Cisco report claims UK plc is regressing in cyber maturity

According to a recent Cisco study, UK organizations are regressing in their levels of cyber security maturity. The study found that only 2% of organizations have the expertise and resilience needed to combat today’s cyber risks, down from 17% in 2023. Despite this, 70% of respondents believe that a cyber incident will likely disrupt their business in the next 12 to 24 months.

The study also revealed that while organizations are willing to spend more on cybersecurity – with 96% of respondents planning to increase their security budgets in the next year – they are struggling to defend their systems against online threats due to the rapidly evolving cyber landscape. Additionally, 78% of respondents expressed confidence in their current security setup’s ability to defend against a cyber attack, despite the overall lack of maturity in their cyber security practices.

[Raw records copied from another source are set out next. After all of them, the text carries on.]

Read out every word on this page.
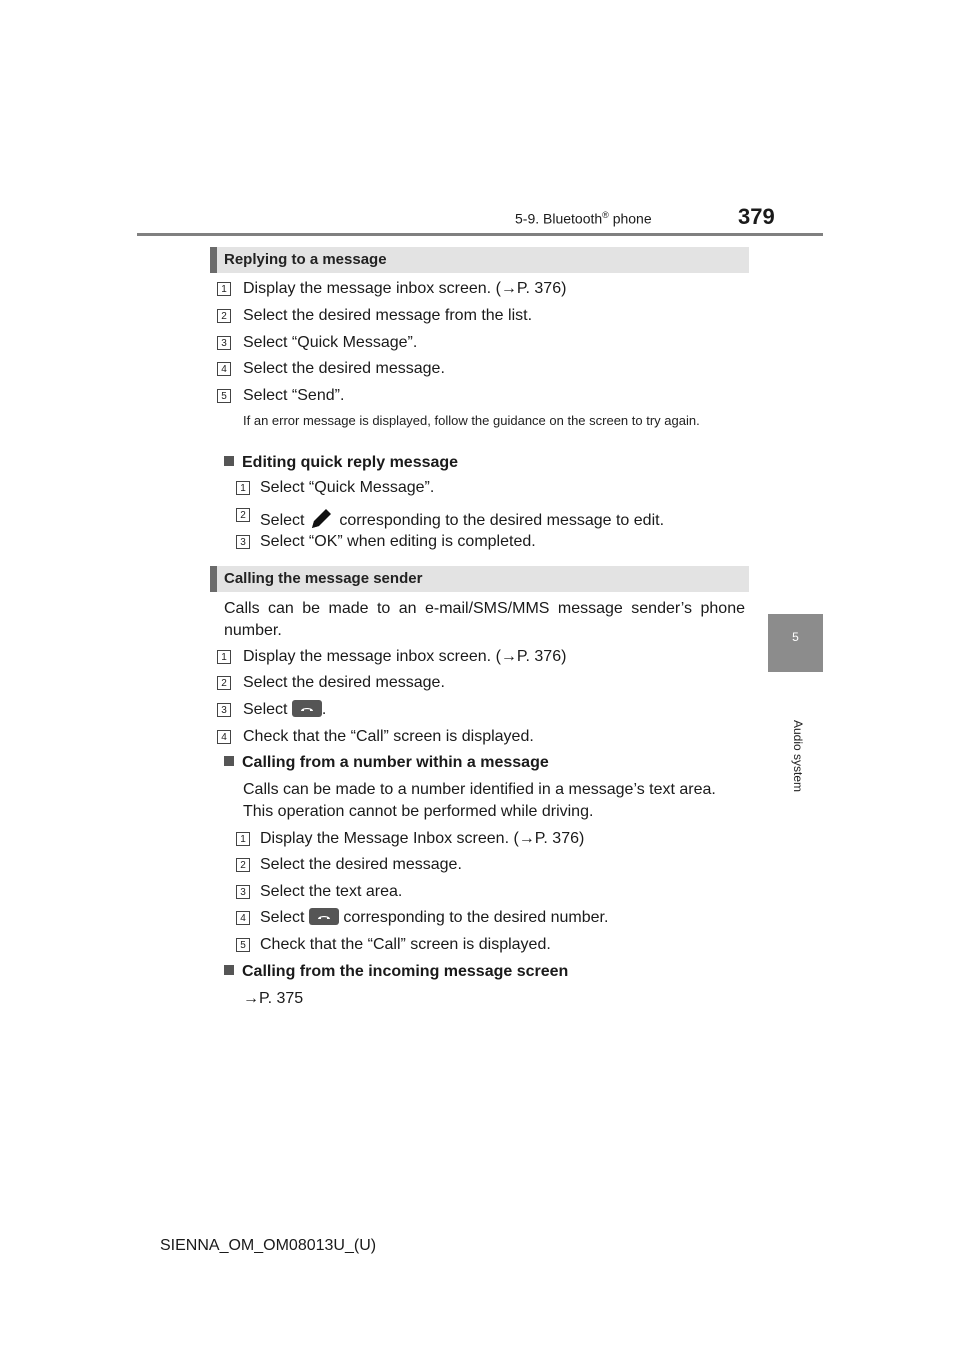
5-9. Bluetooth® phone	379
5
Audio system
Replying to a message
1 Display the message inbox screen. (→P. 376)
2 Select the desired message from the list.
3 Select “Quick Message”.
4 Select the desired message.
5 Select “Send”.
If an error message is displayed, follow the guidance on the screen to try again.
Editing quick reply message
1 Select “Quick Message”.
2 Select  corresponding to the desired message to edit.
3 Select “OK” when editing is completed.
Calling the message sender
Calls can be made to an e-mail/SMS/MMS message sender’s phone number.
1 Display the message inbox screen. (→P. 376)
2 Select the desired message.
3 Select
.
4 Check that the “Call” screen is displayed.
Calling from a number within a message
Calls can be made to a number identified in a message’s text area. This operation cannot be performed while driving.
1 Display the Message Inbox screen. (→P. 376)
2 Select the desired message.
3 Select the text area.
4 Select
corresponding to the desired number.
5 Check that the “Call” screen is displayed.
Calling from the incoming message screen
→P. 375
SIENNA_OM_OM08013U_(U)
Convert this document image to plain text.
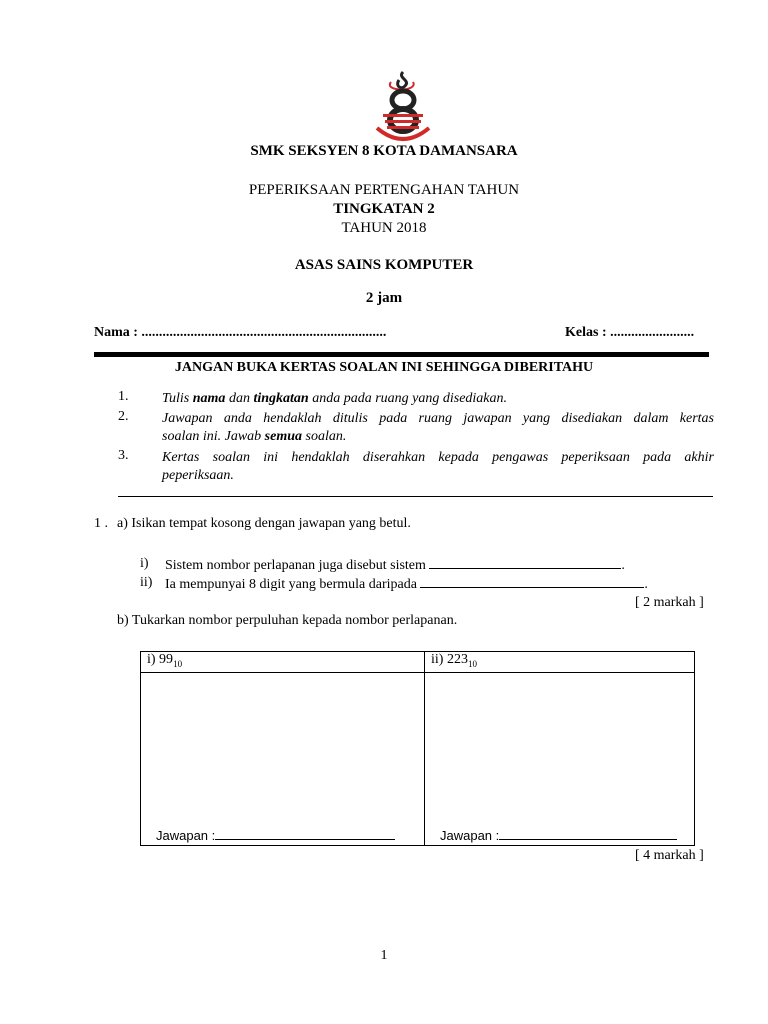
SMK SEKSYEN 8 KOTA DAMANSARA
PEPERIKSAAN PERTENGAHAN TAHUN
TINGKATAN 2
TAHUN 2018
ASAS SAINS KOMPUTER
2 jam
Nama : ......................................................................	Kelas : ........................
JANGAN BUKA KERTAS SOALAN INI SEHINGGA DIBERITAHU
1. Tulis nama dan tingkatan anda pada ruang yang disediakan.
2. Jawapan anda hendaklah ditulis pada ruang jawapan yang disediakan dalam kertas
soalan ini. Jawab semua soalan.
3. Kertas soalan ini hendaklah diserahkan kepada pengawas peperiksaan pada akhir
peperiksaan.
1 . a) Isikan tempat kosong dengan jawapan yang betul.
i) Sistem nombor perlapanan juga disebut sistem	.
ii) Ia mempunyai 8 digit yang bermula daripada	.
[ 2 markah ]
b) Tukarkan nombor perpuluhan kepada nombor perlapanan.
i) $99_{10}$	ii) $223_{10}$

Jawapan :	Jawapan :
[ 4 markah ]
1
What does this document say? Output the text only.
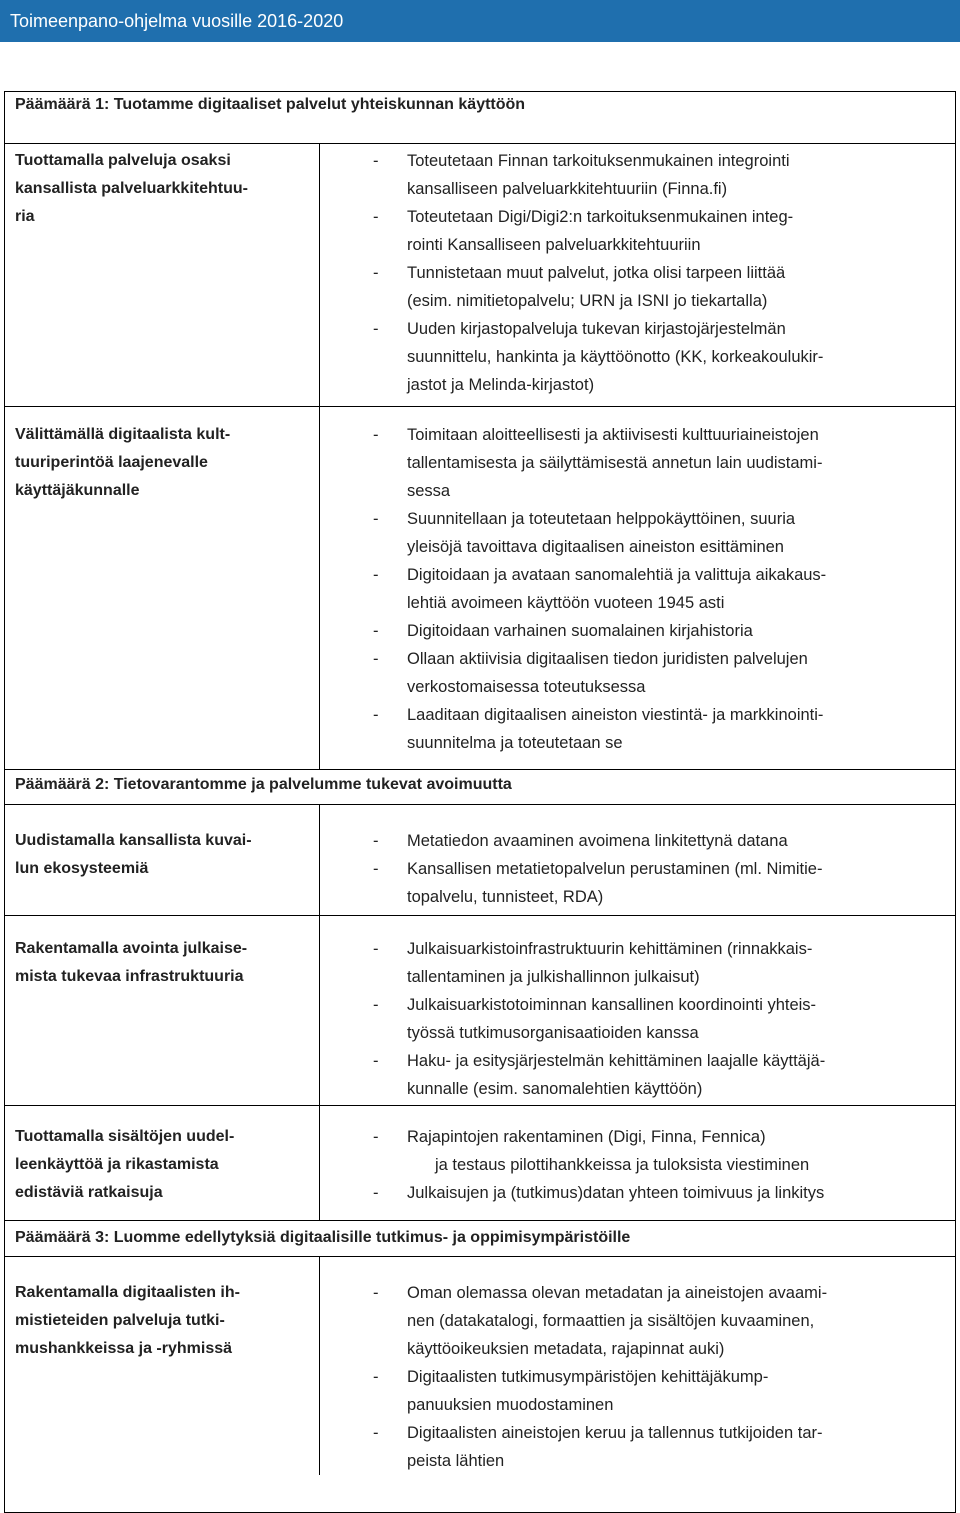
Toimeenpano-ohjelma vuosille 2016-2020
Päämäärä 1: Tuotamme digitaaliset palvelut yhteiskunnan käyttöön
Tuottamalla palveluja osaksi
kansallista palveluarkkitehtuu-
ria
- Toteutetaan Finnan tarkoituksenmukainen integrointi
kansalliseen palveluarkkitehtuuriin (Finna.fi)
- Toteutetaan Digi/Digi2:n tarkoituksenmukainen integ-
rointi Kansalliseen palveluarkkitehtuuriin
- Tunnistetaan muut palvelut, jotka olisi tarpeen liittää
(esim. nimitietopalvelu; URN ja ISNI jo tiekartalla)
- Uuden kirjastopalveluja tukevan kirjastojärjestelmän
suunnittelu, hankinta ja käyttöönotto (KK, korkeakoulukir-
jastot ja Melinda-kirjastot)
Välittämällä digitaalista kult-
tuuriperintöä laajenevalle
käyttäjäkunnalle
- Toimitaan aloitteellisesti ja aktiivisesti kulttuuriaineistojen
tallentamisesta ja säilyttämisestä annetun lain uudistami-
sessa
- Suunnitellaan ja toteutetaan helppokäyttöinen, suuria
yleisöjä tavoittava digitaalisen aineiston esittäminen
- Digitoidaan ja avataan sanomalehtiä ja valittuja aikakaus-
lehtiä avoimeen käyttöön vuoteen 1945 asti
- Digitoidaan varhainen suomalainen kirjahistoria
- Ollaan aktiivisia digitaalisen tiedon juridisten palvelujen
verkostomaisessa toteutuksessa
- Laaditaan digitaalisen aineiston viestintä- ja markkinointi-
suunnitelma ja toteutetaan se
Päämäärä 2: Tietovarantomme ja palvelumme tukevat avoimuutta
Uudistamalla kansallista kuvai-
lun ekosysteemiä
- Metatiedon avaaminen avoimena linkitettynä datana
- Kansallisen metatietopalvelun perustaminen (ml. Nimitie-
topalvelu, tunnisteet, RDA)
Rakentamalla avointa julkaise-
mista tukevaa infrastruktuuria
- Julkaisuarkistoinfrastruktuurin kehittäminen (rinnakkais-
tallentaminen ja julkishallinnon julkaisut)
- Julkaisuarkistotoiminnan kansallinen koordinointi yhteis-
työssä tutkimusorganisaatioiden kanssa
- Haku- ja esitysjärjestelmän kehittäminen laajalle käyttäjä-
kunnalle (esim. sanomalehtien käyttöön)
Tuottamalla sisältöjen uudel-
leenkäyttöä ja rikastamista
edistäviä ratkaisuja
- Rajapintojen rakentaminen (Digi, Finna, Fennica)
ja testaus pilottihankkeissa ja tuloksista viestiminen
- Julkaisujen ja (tutkimus)datan yhteen toimivuus ja linkitys
Päämäärä 3: Luomme edellytyksiä digitaalisille tutkimus- ja oppimisympäristöille
Rakentamalla digitaalisten ih-
mistieteiden palveluja tutki-
mushankkeissa ja -ryhmissä
- Oman olemassa olevan metadatan ja aineistojen avaami-
nen (datakatalogi, formaattien ja sisältöjen kuvaaminen,
käyttöoikeuksien metadata, rajapinnat auki)
- Digitaalisten tutkimusympäristöjen kehittäjäkump-
panuuksien muodostaminen
- Digitaalisten aineistojen keruu ja tallennus tutkijoiden tar-
peista lähtien
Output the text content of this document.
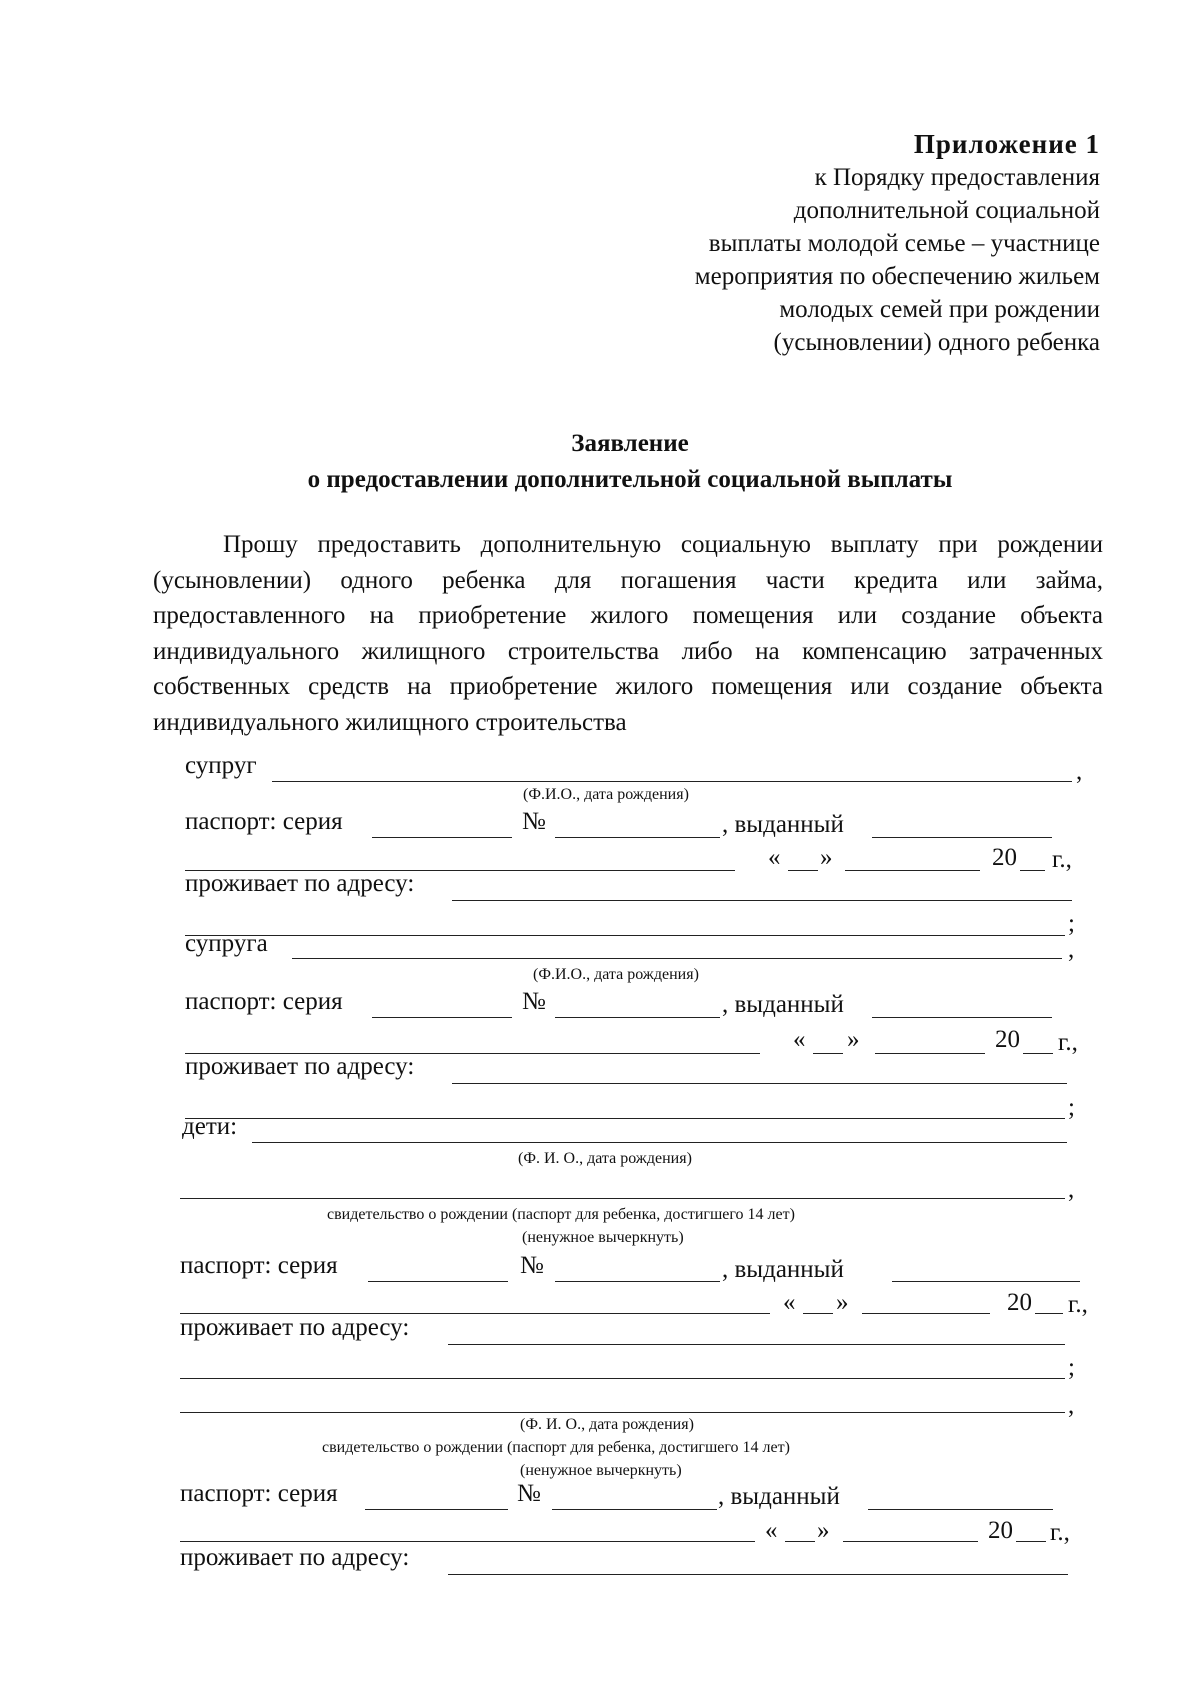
Приложение 1
к Порядку предоставления
дополнительной социальной
выплаты молодой семье – участнице
мероприятия по обеспечению жильем
молодых семей при рождении
(усыновлении) одного ребенка
Заявление
о предоставлении дополнительной социальной выплаты
Прошу предоставить дополнительную социальную выплату при рождении (усыновлении) одного ребенка для погашения части кредита или займа, предоставленного на приобретение жилого помещения или создание объекта индивидуального жилищного строительства либо на компенсацию затраченных собственных средств на приобретение жилого помещения или создание объекта индивидуального жилищного строительства
супруг	,
(Ф.И.О., дата рождения)
паспорт: серия	№	, выданный
« »	20 г.,
проживает по адресу:
;
супруга	,
(Ф.И.О., дата рождения)
паспорт: серия	№	, выданный
« »	20 г.,
проживает по адресу:
;
дети:
(Ф. И. О., дата рождения)
,
свидетельство о рождении (паспорт для ребенка, достигшего 14 лет)
(ненужное вычеркнуть)
паспорт: серия	№	, выданный
« »	20 г.,
проживает по адресу:
;
,
(Ф. И. О., дата рождения)
свидетельство о рождении (паспорт для ребенка, достигшего 14 лет)
(ненужное вычеркнуть)
паспорт: серия	№	, выданный
« »	20 г.,
проживает по адресу:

The complexity of existing security postures, which are dominated by multiple point solutions, is hindering many organizations. This complexity is further compounded by the post-Covid hybrid working environment. Cisco executive vice president Jeetu Patel warned against overconfidence and emphasized the need for investments in integrated platforms and AI to operate at scale and defend against cyber threats.

Cisco’s study evaluates companies based on five pillars: identity intelligence, network resilience, machine trustworthiness, cloud reinforcement, and AI fortification. The study classified organizations into four stages of readiness: beginner, formative, progressive, and mature. Alarmingly, 72% of UK organizations fell into the first two stages, despite expecting to become victims of cyber attacks. Over half of the organizations surveyed had already experienced a cyber attack in the past year, costing an average of £237,000.

The study highlighted concerns around traditional approaches of deploying multiple point solutions, as they proved ineffective in detecting, responding to, and recovering from cyber incidents. Globally, 70% of respondents had deployed more than 10 point solutions in their cyber stacks, and nearly 30% had over 30.

Other worrisome findings in the report include lax employee access to company platforms from unmanaged devices and the critical shortage of cyber talent, which makes it challenging to recruit individuals who can effectively manage security. This talent shortage is not limited to the UK, as 41% of the global sample reported having over 10 vacant security roles.

Despite these challenges, the report indicated potential for investment and awareness among respondents. 96% of respondents planned to increase their cyber budgets, with 82% planning a budget increase of over 10%. Additionally, 47% of the global sample intended to significantly upgrade their IT infrastructure over the next two years, and 55% were considering the use of AI to manage cyber challenges.

To address these challenges more effectively, Cisco recommended that organizations accelerate meaningful security investments, such as adopting AI and taking a platform-based approach. It also advised organizations to prioritize network resilience and bridge the skills gap in cyber security.